Research

  • Performing Chance: The Art of Alison Knowles In/Out of Fluxus
  • GRANTEE
    Nicole L. Woods
    GRANT YEAR
    2018

Alison Knowles with Emmett Williams and others at The House of Dust, 1968–72, exterior view. California Institute of the Arts, Valencia, CA. Courtesy of Alison Knowles.

Performing Chance: The Art of Alison Knowles In/Out of Fluxus is the first monograph of American artist, Alison Knowles (b. 1933), the only female member among Fluxus' founding ranks. It charts Knowles's transformative corpus as it evolved from abstract painting in the late 1950s, to silkscreens, print media, and performance in the early 1960s, to groundbreaking works in digital poetry, acoustical art, and large-scale installations in the late 1960s–1970s. In particular, it situates Knowles within the discursive apparatus of earth art projects of the era, comparing her work, for the first time in the historical literature, with the built-environments of, for example, Mary Miss and Alice Aycock. Broadly speaking, the book expands our understanding of the post-WWII cultural landscape by analyzing the rapid proliferation of indeterminate outcomes as a viable mode for interdisciplinarity—not simply and uncritically aping the aleatory activities of the experimental composer John Cage, as is often the charge, but rather, through a proto-feminist dialectic of chance. The manuscript has been significantly broadened and deepened by additional archival research, much of it previously unpublished.

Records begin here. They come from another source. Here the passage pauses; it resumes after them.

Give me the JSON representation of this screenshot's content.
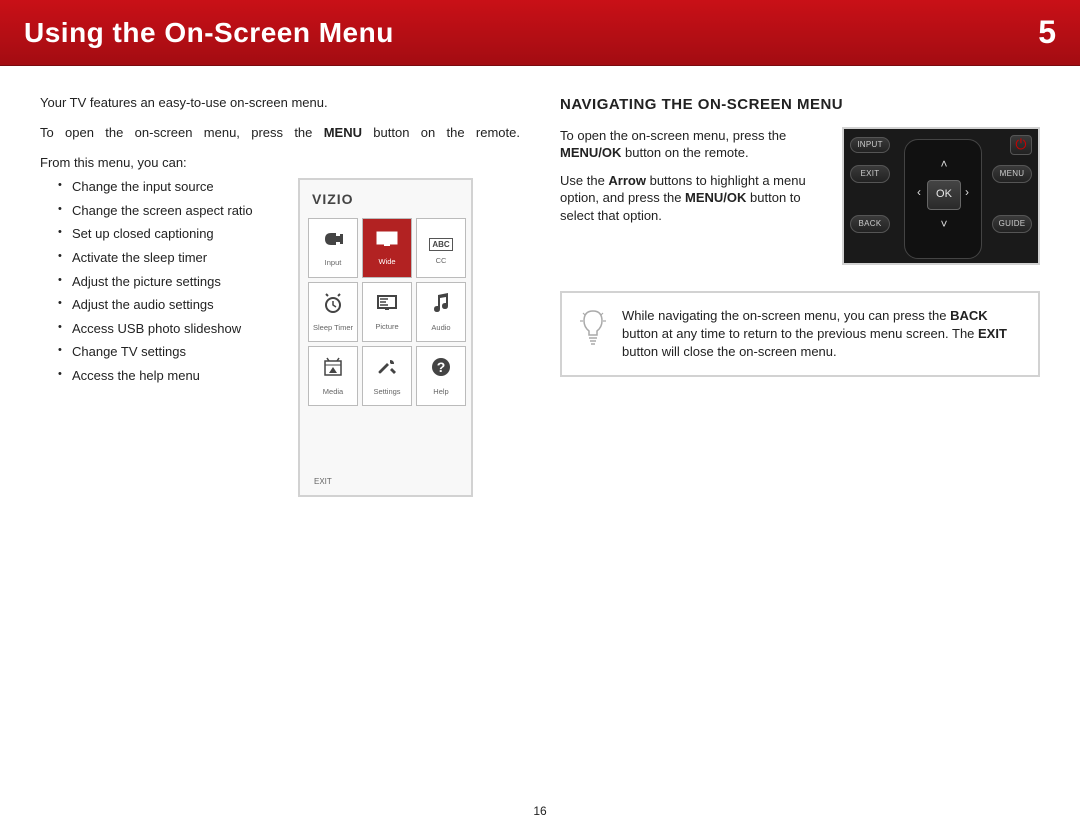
{
  "header": {
    "title": "Using the On-Screen Menu",
    "chapter": "5"
  },
  "left": {
    "intro1": "Your TV features an easy-to-use on-screen menu.",
    "intro2a": "To open the on-screen menu, press the ",
    "intro2b": "MENU",
    "intro2c": " button on the remote.",
    "from": "From this menu, you can:",
    "bullets": [
      "Change the input source",
      "Change the screen aspect ratio",
      "Set up closed captioning",
      "Activate the sleep timer",
      "Adjust the picture settings",
      "Adjust the audio settings",
      "Access USB photo slideshow",
      "Change TV settings",
      "Access the help menu"
    ]
  },
  "menu": {
    "logo": "VIZIO",
    "cells": [
      {
        "label": "Input"
      },
      {
        "label": "Wide"
      },
      {
        "label": "CC"
      },
      {
        "label": "Sleep Timer"
      },
      {
        "label": "Picture"
      },
      {
        "label": "Audio"
      },
      {
        "label": "Media"
      },
      {
        "label": "Settings"
      },
      {
        "label": "Help"
      }
    ],
    "exit": "EXIT"
  },
  "right": {
    "heading": "NAVIGATING THE ON-SCREEN MENU",
    "p1a": "To open the on-screen menu, press the ",
    "p1b": "MENU/OK",
    "p1c": " button on the remote.",
    "p2a": "Use the ",
    "p2b": "Arrow",
    "p2c": " buttons to highlight a menu option, and press the ",
    "p2d": "MENU/OK",
    "p2e": " button to select that option."
  },
  "remote": {
    "input": "INPUT",
    "exit": "EXIT",
    "back": "BACK",
    "menu": "MENU",
    "guide": "GUIDE",
    "ok": "OK"
  },
  "tip": {
    "t1": "While navigating the on-screen menu, you can press the ",
    "t2": "BACK",
    "t3": " button at any time to return to the previous menu screen. The ",
    "t4": "EXIT",
    "t5": " button will close the on-screen menu."
  },
  "page": "16"
}
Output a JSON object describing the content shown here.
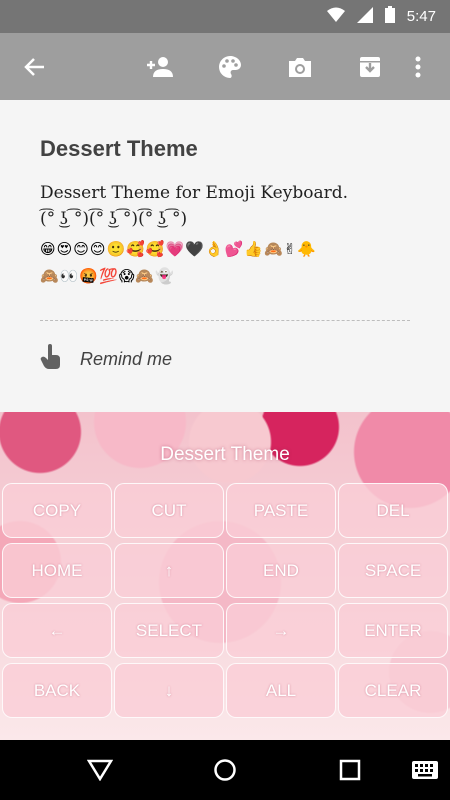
{
  "status_bar": {
    "time": "5:47"
  },
  "toolbar": {
    "icons": [
      "back-arrow-icon",
      "add-person-icon",
      "palette-icon",
      "camera-icon",
      "archive-icon",
      "more-vert-icon"
    ]
  },
  "note": {
    "title": "Dessert Theme",
    "body_line1": "Dessert Theme for Emoji Keyboard.",
    "body_line2": "(͡° ͜ʖ ͡°)(͡° ͜ʖ ͡°)(͡° ͜ʖ ͡°)",
    "emoji_line1": "😁😍😊😊🙂🥰🥰💗🖤👌💕👍🙈✌🐥",
    "emoji_line2": "🙈👀🤬💯😱🙈👻",
    "reminder_label": "Remind me"
  },
  "keyboard": {
    "title": "Dessert Theme",
    "keys": [
      [
        "COPY",
        "CUT",
        "PASTE",
        "DEL"
      ],
      [
        "HOME",
        "↑",
        "END",
        "SPACE"
      ],
      [
        "←",
        "SELECT",
        "→",
        "ENTER"
      ],
      [
        "BACK",
        "↓",
        "ALL",
        "CLEAR"
      ]
    ]
  }
}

Nicole L. Woods is assistant professor of modern and contemporary art history at the University of Notre Dame. She holds concurrent appointments in the Department of Film, Television, and Theater, and the Program in Gender Studies. In Fall 2017, she held the Ailsa Mellon Bruce Visiting Senior Fellowship at the Center for Advanced Study in the Visual Arts at the National Gallery of Art, in Washington, DC. Woods has written and published widely on Alison Knowles, Fluxus, and other experimental artists of the post-WWII era in peer-reviewed journals. In 2016, she was invited to give a lecture at The Graduate Center at The City University of New York on Knowles's computer-generated environmental poem, “The House of Dust” and will give an expanded lecture on Knowles at California Institute of the Arts (CalArts) theater, REDCAT, in 2018. Her monograph positions her as the singular expert on Knowles's practice, and as a result she has been invited to serve as Curatorial-Scholarly Consultant for the first major career retrospective on Knowles's life and art. Among other tasks related to the success of the exhibition, Woods will write the lead essay in the catalogue raisonné, which will for the first time provide an extensive survey of Knowles's critical practice to a wider public. She is currently finishing an essay on the "relational archive" for the Archives of American Art Journal.